Guilherme de Almeida
Charles Baudelaire

Ilustrações de Henri Matisse
Apresentação de Manuel Bandeira

Posfácio de Marcelo Tápia


144 p. - 14 x 21 cm
ISBN 978-85-7326-444-9
2010 - 3ª edição (1ª pela Editora 34)
Edição conforme o Acordo Ortográfico da Língua Portuguesa

Estas Flores das "Flores do mal" reúnem 21 poemas da obra máxima de Charles Baudelaire (1821-1867), colhidos a dedo e recriados com esmero em língua portuguesa, ao longo de oito anos, pelo poeta Guilherme de Almeida.
     Reconhecido por Mário de Andrade e Manuel Bandeira por sua excelência na arte da versificação, Guilherme de Almeida (1890-1969) foi figura de destaque na vida cultural do país na primeira metade do século XX, e exerceu importante influência no movimento modernista brasileiro. Exímio poeta e pensador refinado, foi também um grande e apaixonado tradutor, tendo divulgado o haikai no Brasil e vertido para o português obras de Paul Verlaine, François Villon, Rabindranath Tagore, Oscar Wilde e Tennessee Williams, entre outros. Não foi à toa que, a propósito destas Flores das "Flores do mal", Bandeira afirmou, em texto reproduzido no presente volume, que Guilherme de Almeida sabia "traduzir até diamantes". Sucesso alcançado, explica o poeta-tradutor, porque "sempre soube [estes poemas] de cor e, à força de dizê-los, citá-los e recitá-los, acabei por me surpreender ouvindo-os de mim mesmo, na minha língua mesma".
     Além da apresentação de Manuel Bandeira, esta edição bilíngue inclui as notas em que Guilherme de Almeida comenta aspectos do trabalho de recriação de cada um dos poemas, um posfácio crítico de Marcelo Tápia e as belas ilustrações de Henri Matisse, concebidas para uma antologia das Flores do mal publicada na França em 1947.
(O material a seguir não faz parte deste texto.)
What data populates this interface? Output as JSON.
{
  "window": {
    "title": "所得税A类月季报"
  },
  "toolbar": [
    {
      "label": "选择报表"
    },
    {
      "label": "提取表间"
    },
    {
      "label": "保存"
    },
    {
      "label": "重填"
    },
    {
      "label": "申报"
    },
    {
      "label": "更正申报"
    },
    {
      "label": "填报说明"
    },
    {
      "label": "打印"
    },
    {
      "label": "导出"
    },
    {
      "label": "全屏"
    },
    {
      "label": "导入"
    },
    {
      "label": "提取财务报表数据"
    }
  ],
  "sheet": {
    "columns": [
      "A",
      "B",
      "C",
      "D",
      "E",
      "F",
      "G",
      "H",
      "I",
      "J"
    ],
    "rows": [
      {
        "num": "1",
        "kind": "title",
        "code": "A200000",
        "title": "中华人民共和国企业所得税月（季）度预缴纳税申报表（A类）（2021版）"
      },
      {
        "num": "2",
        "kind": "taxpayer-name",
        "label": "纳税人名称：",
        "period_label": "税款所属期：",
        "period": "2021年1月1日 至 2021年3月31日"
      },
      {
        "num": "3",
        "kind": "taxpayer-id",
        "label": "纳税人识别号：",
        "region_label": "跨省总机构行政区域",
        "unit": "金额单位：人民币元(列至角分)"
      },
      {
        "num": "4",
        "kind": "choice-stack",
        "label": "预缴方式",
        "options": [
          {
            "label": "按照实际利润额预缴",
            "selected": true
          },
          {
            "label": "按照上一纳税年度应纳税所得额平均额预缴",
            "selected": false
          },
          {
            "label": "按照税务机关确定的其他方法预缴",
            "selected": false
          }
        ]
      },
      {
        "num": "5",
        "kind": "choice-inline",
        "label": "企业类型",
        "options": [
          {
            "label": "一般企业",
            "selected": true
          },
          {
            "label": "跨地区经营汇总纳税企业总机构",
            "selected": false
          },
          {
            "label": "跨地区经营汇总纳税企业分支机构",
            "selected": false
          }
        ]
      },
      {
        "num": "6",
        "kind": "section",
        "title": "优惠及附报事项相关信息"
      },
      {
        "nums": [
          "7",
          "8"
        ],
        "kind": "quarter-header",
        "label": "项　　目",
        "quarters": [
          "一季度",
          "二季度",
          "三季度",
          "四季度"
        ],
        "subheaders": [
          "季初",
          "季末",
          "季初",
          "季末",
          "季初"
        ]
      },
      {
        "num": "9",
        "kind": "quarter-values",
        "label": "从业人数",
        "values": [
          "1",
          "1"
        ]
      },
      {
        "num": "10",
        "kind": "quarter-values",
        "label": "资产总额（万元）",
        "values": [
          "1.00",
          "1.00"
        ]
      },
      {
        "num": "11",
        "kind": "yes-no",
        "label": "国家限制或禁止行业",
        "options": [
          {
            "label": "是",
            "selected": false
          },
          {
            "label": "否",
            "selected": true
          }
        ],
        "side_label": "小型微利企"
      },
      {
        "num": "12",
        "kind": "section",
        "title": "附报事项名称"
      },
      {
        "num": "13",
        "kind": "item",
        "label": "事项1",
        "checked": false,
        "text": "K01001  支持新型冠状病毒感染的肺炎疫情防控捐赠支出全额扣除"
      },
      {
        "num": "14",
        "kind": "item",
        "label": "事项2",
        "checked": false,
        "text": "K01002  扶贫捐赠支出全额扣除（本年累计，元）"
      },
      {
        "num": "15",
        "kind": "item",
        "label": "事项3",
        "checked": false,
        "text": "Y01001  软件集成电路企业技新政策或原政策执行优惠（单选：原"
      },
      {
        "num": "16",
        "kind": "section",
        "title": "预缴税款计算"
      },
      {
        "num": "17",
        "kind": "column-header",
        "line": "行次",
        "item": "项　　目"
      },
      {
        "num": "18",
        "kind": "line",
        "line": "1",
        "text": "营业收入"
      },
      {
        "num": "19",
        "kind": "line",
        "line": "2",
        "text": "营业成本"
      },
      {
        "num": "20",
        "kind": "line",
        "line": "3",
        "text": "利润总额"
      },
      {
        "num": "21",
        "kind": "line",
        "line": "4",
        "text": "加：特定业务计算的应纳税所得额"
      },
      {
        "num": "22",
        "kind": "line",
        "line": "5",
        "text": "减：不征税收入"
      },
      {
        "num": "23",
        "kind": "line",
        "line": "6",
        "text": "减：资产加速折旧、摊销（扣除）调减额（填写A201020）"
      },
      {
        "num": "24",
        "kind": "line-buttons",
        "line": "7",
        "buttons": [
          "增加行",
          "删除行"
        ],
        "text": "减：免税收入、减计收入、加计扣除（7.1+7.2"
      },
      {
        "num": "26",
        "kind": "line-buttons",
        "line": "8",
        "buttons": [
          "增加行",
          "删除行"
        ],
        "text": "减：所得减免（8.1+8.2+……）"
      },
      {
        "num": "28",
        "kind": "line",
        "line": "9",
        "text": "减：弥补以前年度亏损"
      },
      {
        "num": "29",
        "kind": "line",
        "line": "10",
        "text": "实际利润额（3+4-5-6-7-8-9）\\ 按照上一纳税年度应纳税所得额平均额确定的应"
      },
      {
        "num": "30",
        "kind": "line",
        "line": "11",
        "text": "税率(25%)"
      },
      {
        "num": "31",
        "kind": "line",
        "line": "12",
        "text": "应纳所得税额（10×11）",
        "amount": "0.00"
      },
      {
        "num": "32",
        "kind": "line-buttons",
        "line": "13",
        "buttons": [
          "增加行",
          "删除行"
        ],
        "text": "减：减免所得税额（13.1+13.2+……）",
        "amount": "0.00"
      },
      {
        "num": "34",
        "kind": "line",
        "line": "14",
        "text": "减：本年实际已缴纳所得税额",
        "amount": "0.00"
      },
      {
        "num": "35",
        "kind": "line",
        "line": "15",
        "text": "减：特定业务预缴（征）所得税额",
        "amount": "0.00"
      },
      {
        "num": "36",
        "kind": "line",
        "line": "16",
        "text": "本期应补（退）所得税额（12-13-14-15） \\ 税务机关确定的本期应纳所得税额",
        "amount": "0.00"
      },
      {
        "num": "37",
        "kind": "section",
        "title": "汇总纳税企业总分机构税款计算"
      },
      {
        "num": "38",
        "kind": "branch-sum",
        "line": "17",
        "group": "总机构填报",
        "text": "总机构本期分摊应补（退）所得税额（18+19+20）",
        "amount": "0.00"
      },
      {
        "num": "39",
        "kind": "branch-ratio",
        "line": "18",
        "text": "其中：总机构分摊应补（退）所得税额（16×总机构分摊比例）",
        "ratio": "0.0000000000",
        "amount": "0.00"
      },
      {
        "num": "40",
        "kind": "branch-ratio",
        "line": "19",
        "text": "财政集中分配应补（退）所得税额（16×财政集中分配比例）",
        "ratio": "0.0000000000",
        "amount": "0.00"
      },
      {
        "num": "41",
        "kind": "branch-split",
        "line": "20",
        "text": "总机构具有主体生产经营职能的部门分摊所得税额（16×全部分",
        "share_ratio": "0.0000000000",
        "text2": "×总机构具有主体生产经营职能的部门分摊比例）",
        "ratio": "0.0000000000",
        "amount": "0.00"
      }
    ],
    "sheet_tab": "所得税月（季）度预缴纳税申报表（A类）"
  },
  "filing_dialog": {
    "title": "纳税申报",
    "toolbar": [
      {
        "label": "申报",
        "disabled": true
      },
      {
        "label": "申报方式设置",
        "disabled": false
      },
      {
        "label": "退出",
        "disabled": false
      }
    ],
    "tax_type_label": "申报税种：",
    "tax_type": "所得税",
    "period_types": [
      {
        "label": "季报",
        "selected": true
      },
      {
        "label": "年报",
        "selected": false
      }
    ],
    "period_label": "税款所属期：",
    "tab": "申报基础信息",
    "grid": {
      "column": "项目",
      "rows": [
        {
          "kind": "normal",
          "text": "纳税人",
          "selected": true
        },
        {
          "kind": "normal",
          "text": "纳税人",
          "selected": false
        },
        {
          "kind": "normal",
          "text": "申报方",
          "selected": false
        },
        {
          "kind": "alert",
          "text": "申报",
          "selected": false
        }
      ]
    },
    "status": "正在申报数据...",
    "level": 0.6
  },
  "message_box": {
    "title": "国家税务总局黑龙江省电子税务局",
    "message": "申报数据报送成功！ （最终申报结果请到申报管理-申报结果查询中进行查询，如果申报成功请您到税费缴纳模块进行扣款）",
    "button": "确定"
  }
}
Charles Baudelaire nasceu em Paris, em 1821. Órfão de pai aos cinco anos, passou a infância e a adolescência entre Lyon e Paris, onde a duras penas terminou o liceu. Tendo recebido parte da herança paterna em 1842, entregou-se à vida boêmia, vivendo como dândi, colaborando com jornais e entregando-se ao álcool e aos alucinógenos. Foi nessa época que conheceu a haitiana Jeanne Duval, sua musa e amante, ao mesmo tempo que se engajava na refrega artística e literária, defendendo Delacroix e Balzac, entre outros. Em 1848 Baudelaire tomou parte na revolução que pôs fim ao reinado de Luís Filipe, instaurando a breve Segunda República francesa. No mesmo ano, o poeta começou a traduzir as obras de Edgar Allan Poe e dedicar ensaios ao escritor norte-americano. Em 1857 reuniu sua produção poética no volume As flores do Mal, obra que lhe valeu a fama e uma condenação por imoralidade, culminando na apreensão do livro. Em 1860 publicou Os paraísos artificiais, sobre sua experiência com o ópio e o haxixe, e no ano seguinte saiu a segunda edição das Flores do Mal, expurgada de seis poemas, mas acrescida de 32 novos textos. Publica então seus ensaios estéticos mais maduros, como O pintor da vida moderna (1863), e dedica-se à redação dos poemas em prosa de O spleen de Paris, obra lançada postumamente em 1868. Abatido pela sífilis e perseguido pelos credores, se refugia na Bélgica. Após sofrer um acidente vascular, é levado de volta a Paris, onde falece em 1867.